LEDinside notes a distinct lack of "optical demands" in handheld devices, which have "failed to generate price upticks in the sapphire substrate industry. In fact, prices for sapphire ingots, substrates and patterned sapphire are all down 5-10 percent quarter-to-quarter. Optical demands also "lagged behind sapphire manufacturers' production expansion, and order volumes have fallen short of expectations."

LEDinside says there is still demand for the smaller sapphire covers, for Apple smartphone camera lenses and its fingerprint recognition sensors.
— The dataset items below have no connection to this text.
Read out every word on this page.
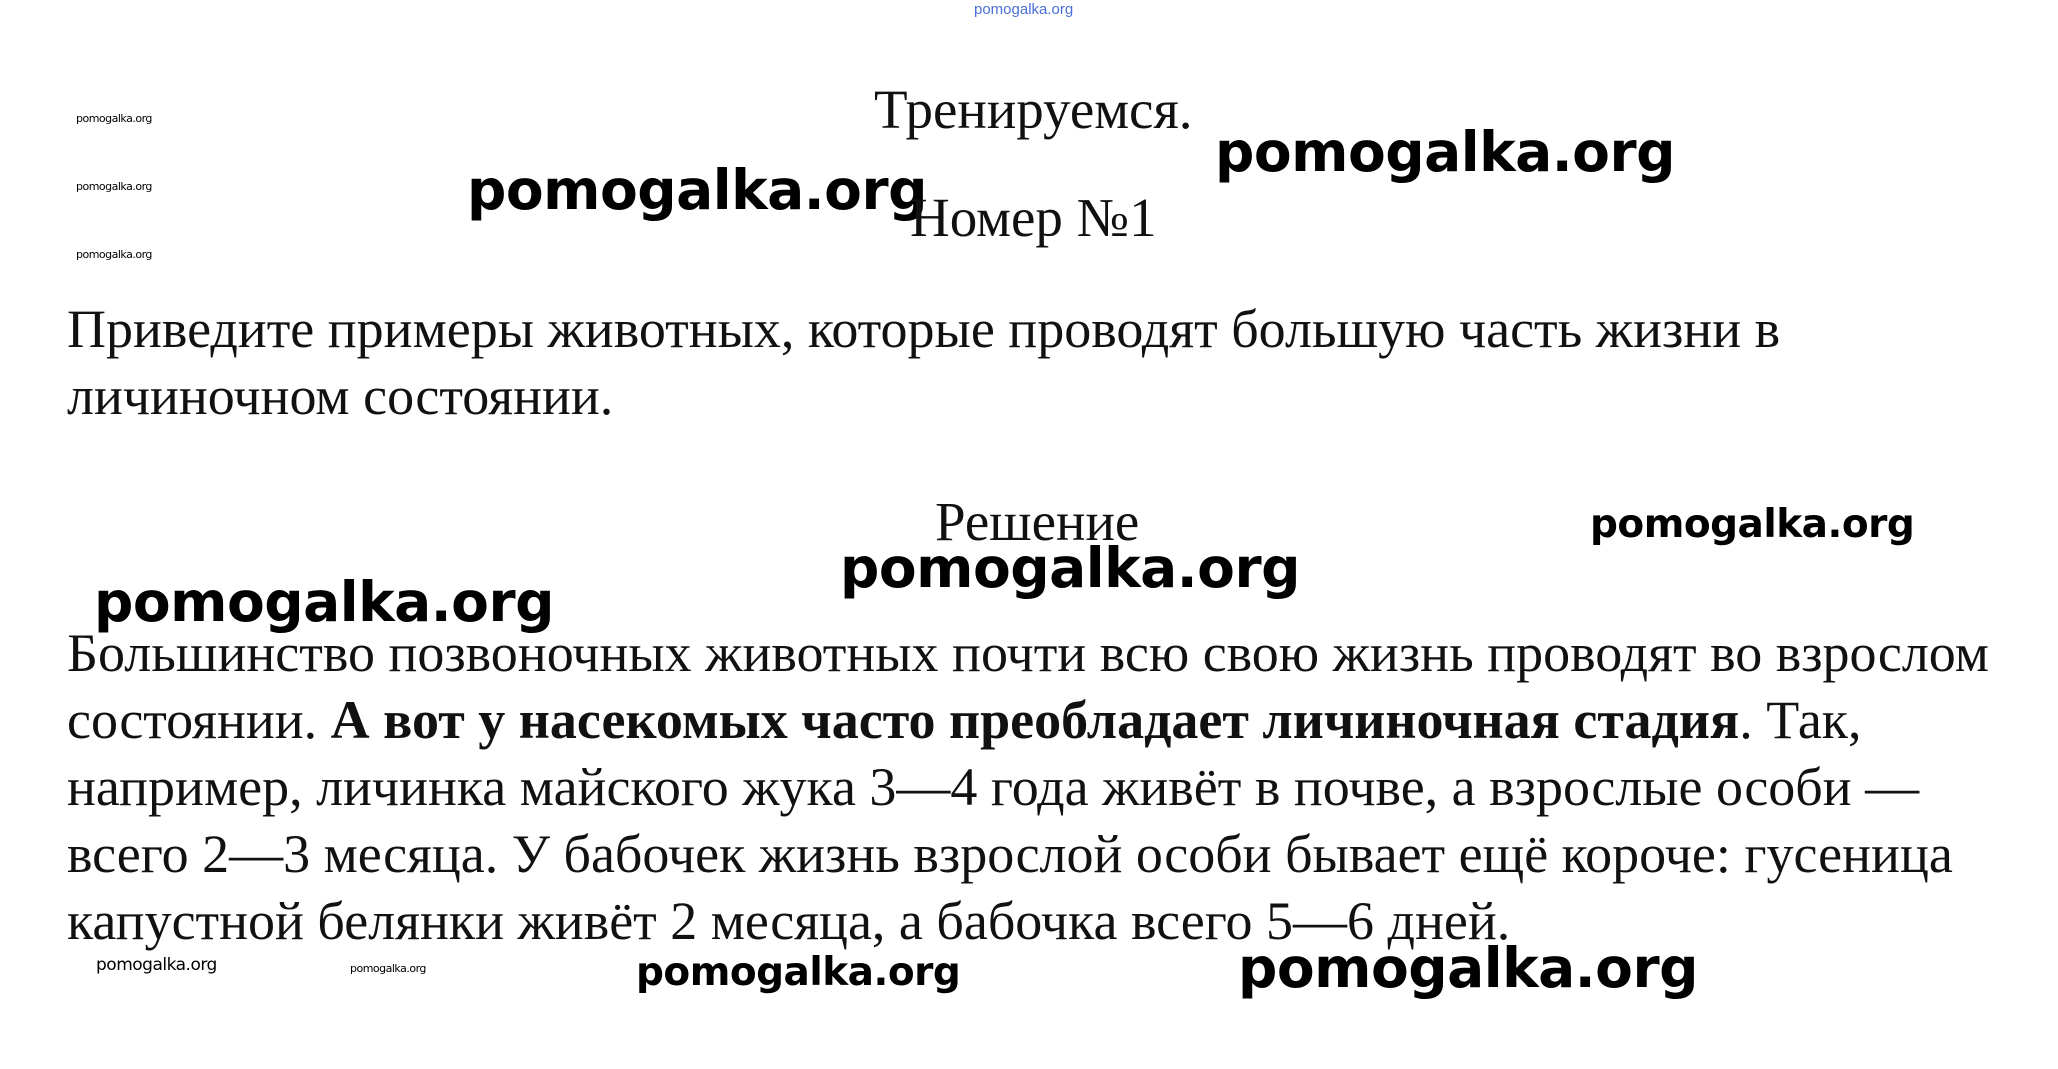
pomogalka.org
pomogalka.org
pomogalka.org
pomogalka.org
Тренируемся.
pomogalka.org
pomogalka.org
Номер №1

Приведите примеры животных, которые проводят большую часть жизни в личиночном состоянии.

Решение	pomogalka.org
pomogalka.org
pomogalka.org

Большинство позвоночных животных почти всю свою жизнь проводят во взрослом состоянии. А вот у насекомых часто преобладает личиночная стадия. Так, например, личинка майского жука 3—4 года живёт в почве, а взрослые особи — всего 2—3 месяца. У бабочек жизнь взрослой особи бывает ещё короче: гусеница капустной белянки живёт 2 месяца, а бабочка всего 5—6 дней.

pomogalka.org	pomogalka.org	pomogalka.org	pomogalka.org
"However, the much anticipated sapphire cover glass remains missing from the picture. Analysis of the iPhone 6 supply chain indicates related component suppliers need to ship products to OEMs for assembly in June 2014 to meet the September launch date," according to the press release.

[FYI, LEDinside seems to think that sapphire may not make it into the rumored iWatch, either. "Since sapphire glass processing is relatively difficult, it would be problematic to mass produce sapphire watch cover glass if the iWatch is 2.5 D. Additionally, sapphire glass processing will become even more strenuous if the wearable device uses flexible OLED panels."]

You can see why Sam Oliver concludes that the lack of sapphire display cover shipments is likely to point to either a delayed or seriously constrained release for a sapphire-covered iPhone, the firm argues," even though the firm did not, in fact, argue that or even hint that.

In any case, this seems to miss the point. LEDinside is looking at the current sapphire supply industry. Until now, Apple has been a buyer in that market, for small sapphire covers. But Apple is making an aggressive billion-dollar investment in sapphire throughout its supply chain, starting with its company-owned sapphire production plant in Mesa, Ariz., with furnaces from GT Advanced Technologies. [see "How Apple's billion dollar sapphire bet will pay off"] In other words, Apple is about to become its own sapphire supplier (and probably one of the largest in the world).

At the same time, Apple and several of its supply chain partners have to make downstream investments to install new equipment to cut, shape, grind, and polish a material second only to diamond in hardness, and to do all that for millions of mobile devices. In addition to money, that all takes time, and trial and error.

There may indeed be yield or other production problems, but neither LEDinside nor AppleInsider present any evidence of that. And the "delay" may be pure myth: all of Apple's sapphire moves so far may be aimed at producing products not for the 2014 iPhone, or other products this year, but for the 2015 models.